HAUPTBAHNHOF UTRECHT
Auch der Bahnhof in Utrecht wird für die Ankunft der Hochgeschwindigkeitszüge aus Deutschland adaptiert, wobei der Bau der Gleisanlagen aus Kostengründen aufgeschoben werden musste. Die Adaptierung des Bahnhofgebäudes wird auch deshalb vorangetrieben, weil Utrecht innerhalb des niederländischen Städtenetzes eine Schlüsselposition einnimmt. Auch hier entwarfen BCA eine große, wiedererkennbare Bahnhofshalle, die unabhängig von den Geschäften und den umliegenden Bürogebäuden funktioniert. Die aktuelle Plattform über den Gleiskörpern und Bahnsteigen wird um ein Vielfaches vergrößert, um dem großen Zustrom an Reisenden gerecht zu werden, auf ihr wird die neue, geschwungene Dachkonstruktion aufgebaut. Auch in Utrecht muss der Bahnhof während der Um- und Zubauarbeiten in Betrieb bleiben, weshalb die Abwicklung in verschiedenen Phasen und deren genaue Planung entscheidend ist. Zum heutigen Zeitpunkt ist ein Sechstel der neuen Halle fertiggestellt.

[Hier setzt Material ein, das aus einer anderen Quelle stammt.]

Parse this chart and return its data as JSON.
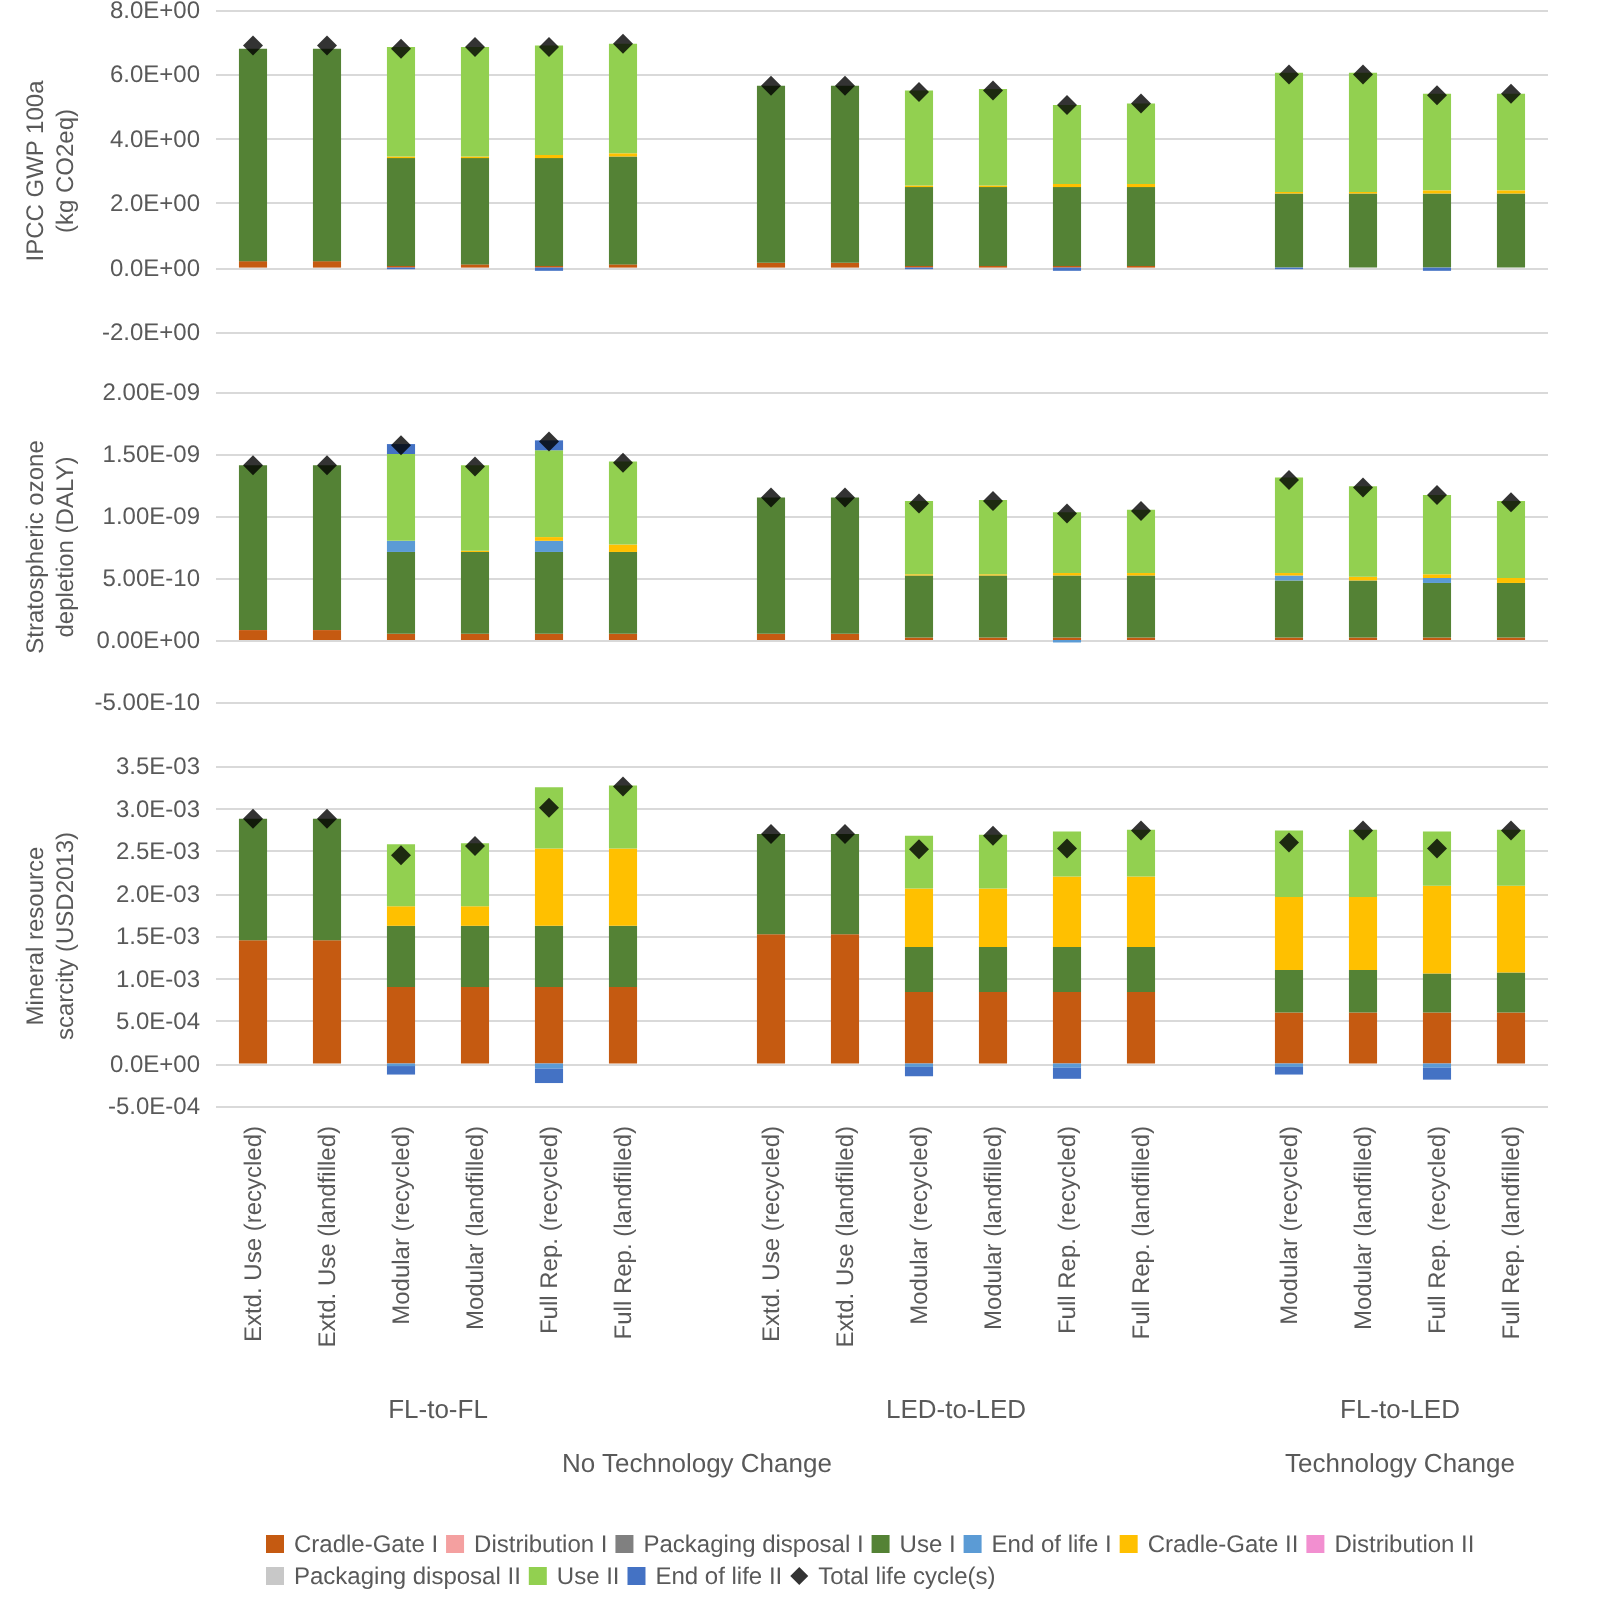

Wie das Beispiel Schiphol, an dem Benthem Crouwel nach wie vor weiterarbeiten, zeigt, ist ein Bahnhof im Gegensatz zu anderen „klassischen“ Gebäudetypologien nie als fertig anzusehen und entwickelt sich wie ein lebender Organismus ständig weiter. Jan Benthem betont, dass es für ihn als Architekten oft wichtiger ist, die Konstruktion an sich und das Aus-dem-Boden-Wachsen eines Projekts zu sehen, als das fertige Projekt selbst zu betrachten und zu beobachten, welche Auswirkungen das Gebäude auf das Funktionieren der umliegenden Stadt hat. Die vier größten Bahnhöfe des Landes zu entwerfen ist eine einzigartige Aufgabe, und obwohl alle Bauten der gleichen Typologie angehören, sind sie dennoch in ihrem Erscheinungsbild sehr unterschiedlich geworden.